Re-thinking “the different perspectives that can be used when

Re-thinking “the different perspectives that can be used when eliciting preferences in health”
Presenter: Aki Tsuchiya
st
Date: 21 July 2015
Abstract: The 2003 Health Economics paper by Dolan, Olsen, Menzel and Richardson on “An inquiry
into the different perspectives that can be used when eliciting preferences in health” presents a
conceptual framework of six perspectives along two axes: preferences (personal, social, and socially
inclusive personal) and context (ex ante and ex post). The paper has been particularly influential in
setting the scene for empirical work on social value judgements, which typically aim to elicit a social
preference. The objective of our paper is to re-think this framework.
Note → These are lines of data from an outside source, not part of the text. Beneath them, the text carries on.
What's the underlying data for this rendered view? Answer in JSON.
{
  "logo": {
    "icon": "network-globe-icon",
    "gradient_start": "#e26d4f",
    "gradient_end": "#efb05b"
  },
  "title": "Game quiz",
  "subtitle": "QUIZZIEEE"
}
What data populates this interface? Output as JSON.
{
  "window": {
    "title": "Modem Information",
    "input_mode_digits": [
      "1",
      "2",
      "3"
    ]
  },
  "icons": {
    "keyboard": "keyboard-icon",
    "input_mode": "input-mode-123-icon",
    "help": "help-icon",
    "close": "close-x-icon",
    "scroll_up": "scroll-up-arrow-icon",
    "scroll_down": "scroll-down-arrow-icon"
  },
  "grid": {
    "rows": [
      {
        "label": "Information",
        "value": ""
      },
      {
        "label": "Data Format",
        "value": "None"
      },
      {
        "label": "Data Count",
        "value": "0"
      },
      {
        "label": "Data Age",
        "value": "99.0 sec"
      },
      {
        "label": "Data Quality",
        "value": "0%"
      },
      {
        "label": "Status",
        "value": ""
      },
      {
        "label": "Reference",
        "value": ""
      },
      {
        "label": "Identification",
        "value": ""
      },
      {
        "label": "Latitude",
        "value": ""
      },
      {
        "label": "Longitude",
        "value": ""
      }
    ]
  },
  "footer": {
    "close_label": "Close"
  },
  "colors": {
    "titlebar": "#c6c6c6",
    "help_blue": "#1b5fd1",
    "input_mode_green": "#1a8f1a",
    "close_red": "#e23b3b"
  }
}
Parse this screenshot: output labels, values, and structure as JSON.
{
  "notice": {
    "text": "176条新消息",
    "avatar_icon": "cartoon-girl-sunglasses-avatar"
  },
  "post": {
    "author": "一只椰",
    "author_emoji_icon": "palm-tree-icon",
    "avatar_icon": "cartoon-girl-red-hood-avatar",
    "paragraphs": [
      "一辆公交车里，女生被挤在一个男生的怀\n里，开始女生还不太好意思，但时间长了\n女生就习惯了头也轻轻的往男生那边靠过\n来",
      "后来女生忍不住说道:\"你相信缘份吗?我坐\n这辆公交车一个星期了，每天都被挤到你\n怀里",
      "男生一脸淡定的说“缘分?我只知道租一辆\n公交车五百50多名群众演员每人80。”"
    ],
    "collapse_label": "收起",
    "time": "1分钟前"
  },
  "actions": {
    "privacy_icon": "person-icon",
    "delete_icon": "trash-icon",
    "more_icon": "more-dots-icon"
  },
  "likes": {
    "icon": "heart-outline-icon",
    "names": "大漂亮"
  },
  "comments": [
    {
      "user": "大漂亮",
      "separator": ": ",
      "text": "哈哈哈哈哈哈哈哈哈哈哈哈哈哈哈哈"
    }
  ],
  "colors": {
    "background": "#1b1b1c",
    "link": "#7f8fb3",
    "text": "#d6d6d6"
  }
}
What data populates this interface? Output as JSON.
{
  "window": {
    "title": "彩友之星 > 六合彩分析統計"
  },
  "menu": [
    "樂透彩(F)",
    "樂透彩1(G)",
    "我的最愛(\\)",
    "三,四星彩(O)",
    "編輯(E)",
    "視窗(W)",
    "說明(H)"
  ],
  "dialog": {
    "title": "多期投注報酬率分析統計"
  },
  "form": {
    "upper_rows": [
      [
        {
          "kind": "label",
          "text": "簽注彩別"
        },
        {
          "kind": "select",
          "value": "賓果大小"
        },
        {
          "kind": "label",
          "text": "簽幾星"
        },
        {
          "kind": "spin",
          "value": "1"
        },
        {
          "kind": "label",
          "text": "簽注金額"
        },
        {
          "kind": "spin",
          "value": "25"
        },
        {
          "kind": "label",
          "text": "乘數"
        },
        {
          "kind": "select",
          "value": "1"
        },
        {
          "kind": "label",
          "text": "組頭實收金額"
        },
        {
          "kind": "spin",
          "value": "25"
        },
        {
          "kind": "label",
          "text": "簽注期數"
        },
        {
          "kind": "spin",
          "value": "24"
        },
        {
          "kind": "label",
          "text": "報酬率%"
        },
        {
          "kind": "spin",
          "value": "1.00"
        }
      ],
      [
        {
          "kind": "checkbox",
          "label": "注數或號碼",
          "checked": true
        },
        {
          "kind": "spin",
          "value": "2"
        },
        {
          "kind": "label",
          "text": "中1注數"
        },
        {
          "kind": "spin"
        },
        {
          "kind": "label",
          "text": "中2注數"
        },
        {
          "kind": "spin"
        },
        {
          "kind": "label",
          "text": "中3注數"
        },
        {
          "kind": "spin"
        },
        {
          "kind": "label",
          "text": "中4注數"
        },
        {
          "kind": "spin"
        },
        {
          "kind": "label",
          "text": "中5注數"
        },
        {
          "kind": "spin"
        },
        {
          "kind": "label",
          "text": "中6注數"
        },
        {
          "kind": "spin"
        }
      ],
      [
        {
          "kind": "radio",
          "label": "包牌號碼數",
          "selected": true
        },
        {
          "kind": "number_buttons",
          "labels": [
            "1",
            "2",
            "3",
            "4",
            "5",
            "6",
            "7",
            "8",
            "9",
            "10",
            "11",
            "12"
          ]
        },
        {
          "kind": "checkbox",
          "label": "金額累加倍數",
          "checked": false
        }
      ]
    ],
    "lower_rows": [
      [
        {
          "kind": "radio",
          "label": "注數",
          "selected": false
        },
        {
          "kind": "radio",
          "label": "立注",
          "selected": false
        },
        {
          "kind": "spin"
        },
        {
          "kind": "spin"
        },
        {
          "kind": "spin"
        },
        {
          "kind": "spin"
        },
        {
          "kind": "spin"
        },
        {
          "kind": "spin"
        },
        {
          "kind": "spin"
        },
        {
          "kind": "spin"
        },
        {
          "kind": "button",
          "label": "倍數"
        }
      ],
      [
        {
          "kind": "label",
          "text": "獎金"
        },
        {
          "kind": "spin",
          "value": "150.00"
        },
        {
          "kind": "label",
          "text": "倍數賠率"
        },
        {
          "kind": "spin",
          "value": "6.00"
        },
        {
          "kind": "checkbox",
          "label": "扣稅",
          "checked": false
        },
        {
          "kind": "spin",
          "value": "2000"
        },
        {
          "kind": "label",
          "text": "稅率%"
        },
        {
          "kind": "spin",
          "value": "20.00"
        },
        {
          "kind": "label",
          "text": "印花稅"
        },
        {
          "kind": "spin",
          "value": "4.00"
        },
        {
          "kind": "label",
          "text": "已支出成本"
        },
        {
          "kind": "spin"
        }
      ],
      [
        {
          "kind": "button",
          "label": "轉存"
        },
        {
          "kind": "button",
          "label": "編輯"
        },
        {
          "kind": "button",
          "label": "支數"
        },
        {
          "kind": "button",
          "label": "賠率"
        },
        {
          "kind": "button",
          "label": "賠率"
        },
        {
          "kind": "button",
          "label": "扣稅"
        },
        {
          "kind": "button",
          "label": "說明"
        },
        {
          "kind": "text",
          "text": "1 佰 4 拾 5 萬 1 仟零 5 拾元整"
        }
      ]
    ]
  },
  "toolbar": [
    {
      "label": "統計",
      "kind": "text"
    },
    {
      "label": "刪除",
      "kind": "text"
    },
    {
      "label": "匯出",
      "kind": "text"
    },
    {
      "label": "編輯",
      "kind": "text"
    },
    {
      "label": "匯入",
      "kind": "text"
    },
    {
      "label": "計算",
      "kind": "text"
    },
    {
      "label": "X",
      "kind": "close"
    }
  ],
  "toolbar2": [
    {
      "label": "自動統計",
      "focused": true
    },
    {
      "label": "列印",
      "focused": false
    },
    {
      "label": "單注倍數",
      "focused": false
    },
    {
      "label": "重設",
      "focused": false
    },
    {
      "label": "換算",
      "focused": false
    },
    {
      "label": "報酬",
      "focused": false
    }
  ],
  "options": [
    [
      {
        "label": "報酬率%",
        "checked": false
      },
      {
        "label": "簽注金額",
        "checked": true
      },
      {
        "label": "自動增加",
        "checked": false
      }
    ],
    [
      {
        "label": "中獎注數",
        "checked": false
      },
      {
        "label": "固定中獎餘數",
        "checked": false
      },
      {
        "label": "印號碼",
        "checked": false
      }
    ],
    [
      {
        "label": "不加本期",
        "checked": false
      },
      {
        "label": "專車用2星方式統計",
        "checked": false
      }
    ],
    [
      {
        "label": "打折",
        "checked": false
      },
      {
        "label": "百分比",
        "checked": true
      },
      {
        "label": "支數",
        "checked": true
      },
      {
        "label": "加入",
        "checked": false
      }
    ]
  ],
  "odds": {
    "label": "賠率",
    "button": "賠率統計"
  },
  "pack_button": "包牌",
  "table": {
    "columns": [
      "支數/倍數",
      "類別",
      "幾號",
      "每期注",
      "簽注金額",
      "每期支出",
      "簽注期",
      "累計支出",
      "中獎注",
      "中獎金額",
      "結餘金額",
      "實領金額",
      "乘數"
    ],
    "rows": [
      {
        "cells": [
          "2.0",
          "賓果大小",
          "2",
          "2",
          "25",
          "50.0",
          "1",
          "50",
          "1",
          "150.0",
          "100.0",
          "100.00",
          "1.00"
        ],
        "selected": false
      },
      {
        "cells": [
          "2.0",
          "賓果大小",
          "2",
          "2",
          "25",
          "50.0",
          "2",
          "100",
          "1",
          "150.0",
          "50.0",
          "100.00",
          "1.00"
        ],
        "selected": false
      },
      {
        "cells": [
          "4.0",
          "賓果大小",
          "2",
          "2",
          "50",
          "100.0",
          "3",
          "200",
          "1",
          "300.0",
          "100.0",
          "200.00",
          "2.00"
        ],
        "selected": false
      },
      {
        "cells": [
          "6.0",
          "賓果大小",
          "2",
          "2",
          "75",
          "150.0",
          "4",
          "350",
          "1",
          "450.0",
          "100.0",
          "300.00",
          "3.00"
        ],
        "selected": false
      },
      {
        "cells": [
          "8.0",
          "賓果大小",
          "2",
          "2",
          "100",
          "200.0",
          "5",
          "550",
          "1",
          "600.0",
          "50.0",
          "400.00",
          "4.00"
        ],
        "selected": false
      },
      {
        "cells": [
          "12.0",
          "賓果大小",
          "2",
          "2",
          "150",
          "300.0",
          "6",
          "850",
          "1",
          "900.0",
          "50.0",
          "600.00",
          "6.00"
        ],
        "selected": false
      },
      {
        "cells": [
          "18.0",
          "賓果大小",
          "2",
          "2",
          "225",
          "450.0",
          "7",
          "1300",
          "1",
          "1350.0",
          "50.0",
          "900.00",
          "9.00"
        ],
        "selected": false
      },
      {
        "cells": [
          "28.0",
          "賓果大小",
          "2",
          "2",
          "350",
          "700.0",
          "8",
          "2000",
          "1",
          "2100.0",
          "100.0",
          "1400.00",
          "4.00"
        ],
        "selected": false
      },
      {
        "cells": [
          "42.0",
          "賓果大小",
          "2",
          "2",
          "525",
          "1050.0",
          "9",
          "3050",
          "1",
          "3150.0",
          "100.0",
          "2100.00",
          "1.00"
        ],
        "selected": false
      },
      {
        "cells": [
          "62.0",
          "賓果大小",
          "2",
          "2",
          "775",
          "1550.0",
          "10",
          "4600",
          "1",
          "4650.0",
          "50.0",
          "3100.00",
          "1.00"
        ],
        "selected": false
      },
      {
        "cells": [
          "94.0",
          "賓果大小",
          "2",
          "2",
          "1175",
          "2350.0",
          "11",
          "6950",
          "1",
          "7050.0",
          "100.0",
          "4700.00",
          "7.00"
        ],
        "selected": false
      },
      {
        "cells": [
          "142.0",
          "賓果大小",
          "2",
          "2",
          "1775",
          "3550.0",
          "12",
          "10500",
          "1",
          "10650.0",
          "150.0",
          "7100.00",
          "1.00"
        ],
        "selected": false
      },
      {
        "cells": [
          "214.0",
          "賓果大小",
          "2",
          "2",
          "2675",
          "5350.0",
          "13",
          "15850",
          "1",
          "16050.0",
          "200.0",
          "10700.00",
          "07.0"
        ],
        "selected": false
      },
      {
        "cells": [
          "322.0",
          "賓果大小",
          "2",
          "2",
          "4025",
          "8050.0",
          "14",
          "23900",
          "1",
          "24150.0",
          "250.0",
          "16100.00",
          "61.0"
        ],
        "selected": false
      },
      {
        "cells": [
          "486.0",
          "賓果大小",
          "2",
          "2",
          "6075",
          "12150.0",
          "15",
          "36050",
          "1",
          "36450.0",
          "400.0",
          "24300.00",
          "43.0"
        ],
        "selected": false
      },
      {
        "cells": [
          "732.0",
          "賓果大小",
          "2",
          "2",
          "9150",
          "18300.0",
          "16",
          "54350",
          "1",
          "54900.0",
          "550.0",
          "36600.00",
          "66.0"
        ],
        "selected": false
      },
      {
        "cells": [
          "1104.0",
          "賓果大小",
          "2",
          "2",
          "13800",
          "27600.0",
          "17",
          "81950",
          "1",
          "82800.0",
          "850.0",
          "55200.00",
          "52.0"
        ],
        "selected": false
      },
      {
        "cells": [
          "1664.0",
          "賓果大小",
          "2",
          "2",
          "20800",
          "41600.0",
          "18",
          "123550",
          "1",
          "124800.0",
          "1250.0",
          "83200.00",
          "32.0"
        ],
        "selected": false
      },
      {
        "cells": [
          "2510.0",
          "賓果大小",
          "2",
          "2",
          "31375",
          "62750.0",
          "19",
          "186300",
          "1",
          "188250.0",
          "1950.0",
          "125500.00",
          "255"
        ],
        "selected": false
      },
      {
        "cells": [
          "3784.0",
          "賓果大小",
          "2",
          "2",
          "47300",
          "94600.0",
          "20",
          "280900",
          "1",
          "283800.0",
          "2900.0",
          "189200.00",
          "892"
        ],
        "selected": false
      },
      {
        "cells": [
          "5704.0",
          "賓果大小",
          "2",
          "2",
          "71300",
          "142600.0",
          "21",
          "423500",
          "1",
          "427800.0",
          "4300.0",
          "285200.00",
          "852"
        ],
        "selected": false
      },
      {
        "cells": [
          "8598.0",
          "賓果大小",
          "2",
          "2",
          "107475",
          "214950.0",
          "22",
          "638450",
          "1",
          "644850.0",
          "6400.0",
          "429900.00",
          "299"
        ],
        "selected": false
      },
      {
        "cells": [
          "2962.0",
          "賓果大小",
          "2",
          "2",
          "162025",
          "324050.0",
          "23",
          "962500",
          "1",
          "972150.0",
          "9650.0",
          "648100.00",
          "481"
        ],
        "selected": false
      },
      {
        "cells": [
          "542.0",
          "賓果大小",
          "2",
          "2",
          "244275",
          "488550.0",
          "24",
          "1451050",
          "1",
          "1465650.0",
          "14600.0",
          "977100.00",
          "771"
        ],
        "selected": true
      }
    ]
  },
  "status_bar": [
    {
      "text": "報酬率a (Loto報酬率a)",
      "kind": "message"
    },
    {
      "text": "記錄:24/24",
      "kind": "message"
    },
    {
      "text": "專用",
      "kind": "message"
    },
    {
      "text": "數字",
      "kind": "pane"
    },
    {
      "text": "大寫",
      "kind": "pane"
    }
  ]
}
Building on examples from
monetary valuations, health state valuations and social value judgements, we offer two ways in which
the framework can be improved substantially. First, along the preference axis, the major shortcoming
of the framework is that it is incomplete. The framework defines the move from the personal to the
social perspective in terms of who it is that becomes ill, leaving aside the consideration of who it is
that bears the cost of the alternative. We argue that there are two different types of social
preferences that should be distinguished from each other: one on non-use values, and the other on
social value judgements. Second, along the context axis, the operationalisation of the ex ante context
is based on the introduction of risk. We show that an ex ante context can be constructed as
equivalent variation, with no reference to risk. Risk (and inequality) can then be introduced
separately. We propose an alternative framework.